At the Civic, we get registered, I get a little armband, and we wait. And wait. And at about 6:50 we get called in to Urgent Care to be seen by a doc. He wondered what sort of "other sedation" we expected him to use. I retorted (a bit testy by now) "How about a baseball bat across the side of the head? I don't care. Whatever you can do to get blood is good by me."

He figures more Lorezapam by this point and they come back with two more for me. I take those. That's 4 mg of Lorazepam for those of you counting. I couldn't walk a straight line if you paid me a million dollars by now. We put on some more Emla cream and I cover up and lay down on the exam table, MP3 player on to relax. About 10-15 minutes of that, hubby said I started to doze off.

Third time's a charm
Then the nurse came in about 10 minutes after, and began palpitating... the fourth person to play with my veins that night. *shudders* She thought she'd had a good one, but it disappeared. Off to the other arm, where she finally found one on (get this) inner right wrist. It totally wigged me out! Arggggg! I cringe just writing those words. Ick. She gets hubby to hold my arm. I breathe deeply, listen to the music, focus on imagery, etc. and WHAM! She SLAMS THAT THING IN and F*CK I jumped. I tried not to. I did. I clung to the wall. I cried, sobbing like my heart was breaking. Like it was the worst torture ever. I tried my d*mdest not to move for her. I did; hubby held my arm tightly so she could get the blood she needed. Eight vials. Oh God. I just about died when I saw them beforehand, waiting to be filled. Eight.

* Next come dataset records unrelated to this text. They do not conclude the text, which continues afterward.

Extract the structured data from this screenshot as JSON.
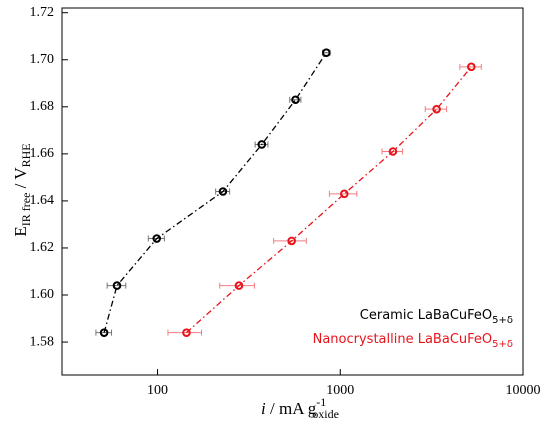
{
  "chart_data": {
    "type": "scatter",
    "xlabel": {
      "italic": "i",
      "main": " / mA g",
      "sup": "-1",
      "sub": "oxide"
    },
    "ylabel": {
      "main": "E",
      "sub": "IR free",
      "sep": " / V",
      "sub2": "RHE"
    },
    "xlog": true,
    "xlim": [
      30,
      10000
    ],
    "xticks": [
      100,
      1000,
      10000
    ],
    "ylim": [
      1.566,
      1.722
    ],
    "yticks": [
      1.58,
      {
        "value": 1.6,
        "label": "1.60"
      },
      1.62,
      1.64,
      1.66,
      1.68,
      {
        "value": 1.7,
        "label": "1.70"
      },
      1.72
    ],
    "legend": "lower right",
    "series": [
      {
        "name": "Ceramic LaBaCuFeO",
        "name_sub": "5+δ",
        "color": "#000000",
        "x": [
          51,
          60,
          99,
          228,
          372,
          569,
          839
        ],
        "values": [
          1.584,
          1.604,
          1.624,
          1.644,
          1.664,
          1.683,
          1.703
        ],
        "xerr": [
          5,
          7,
          10,
          20,
          30,
          40,
          40
        ]
      },
      {
        "name": "Nanocrystalline LaBaCuFeO",
        "name_sub": "5+δ",
        "color": "#e8141a",
        "x": [
          144,
          279,
          542,
          1052,
          1942,
          3367,
          5212
        ],
        "values": [
          1.584,
          1.604,
          1.623,
          1.643,
          1.661,
          1.679,
          1.697
        ],
        "xerr": [
          30,
          60,
          110,
          180,
          250,
          450,
          700
        ]
      }
    ]
  }
}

Anyway, she did a darn good job, and I was so pleased that she took the time to make me comfortable and did what she needed to at the same time. (With hubby's help of course!) I thanked her profusely. It's never easy to deal with someone who has a phobia like mine. But she did a stellar job. Now if only I could have her do it all the time.

Not Over Yet...
And therein lies the kicker. I need more bloodwork done on CD3. So I figured that that would happen next week right? No. Nuh uh. No, ladies and gentlemen, tsk tsk. Don't be so positive! No... you see, yesterday was CD23, but good ol' today is CD1. You read that right. CD1. Short?? You want short cycles? Oh my god. I'm all over the map. So if today is CD1, I need more bloodwork on Friday afternoon (CD3). Dear. Sweet. God. In. Heaven. How am I going to go through that again so quickly? Give me strength. Please.

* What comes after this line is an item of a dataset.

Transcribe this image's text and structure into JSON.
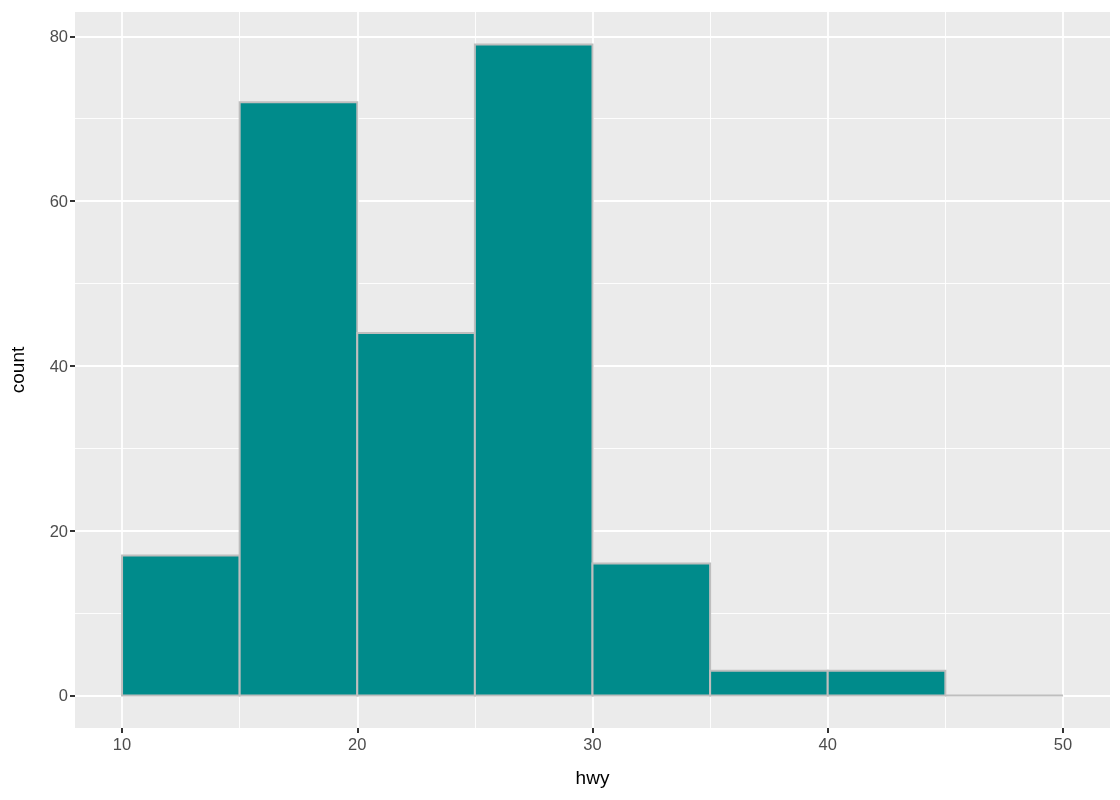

As well, this month, I am starting with Clomid from CD5-9. But I won't have an appointment with my specialist until CD13 (he's out of the province on my CD9-12). They hope that the Clomid will hold the eggs until CD13 for an IUI. Maybe it will, or maybe I'll ovulate on my own before then. Who knows? Either way, it's something new and we'll see how it goes.

I'm still coming down off yesterday's drugs to process all of this. But looking at my upcoming calendar it's full of all sorts of appointments, pill schedules, cycle dates, etc. It's all worth it I know. I'm pretty sure of that part. Right?


The Town Criers said...

Sweetie, this has got to be the hardest blood draw in history. Hang in there on Friday.

Gil said...

Thanks for the words of hope and confidence ladies. I'll go in there and deal with it, like so many of my sisters have dealt with it... and with so much more. I wish that none of us had to do ANY of this, but we are strong, and we CAN get through this. Together. All of us. *hugs*

BTW, you keep doing your good work over there. it's marvellous and I read daily.

Lisa said...

I'm sorry you had to go through that - especially the not so calming people at the first lab. I'm glad you found a person who did a good job - next time will be so much better because you know where to start!

Gil said...

Hi Lisa! Yeah, we know where to start: at a hospital bloodlab. But we're wondering how best to go about that. Hubby is trying to get hold of someone today to see if we need an appointment, if we can just walk in, what time they close (our shifts are 7-3) and all that jazz. I'm hoping that tomorrow is easier than Tuesday. I gotta say, all phlebotomists are NOT pros!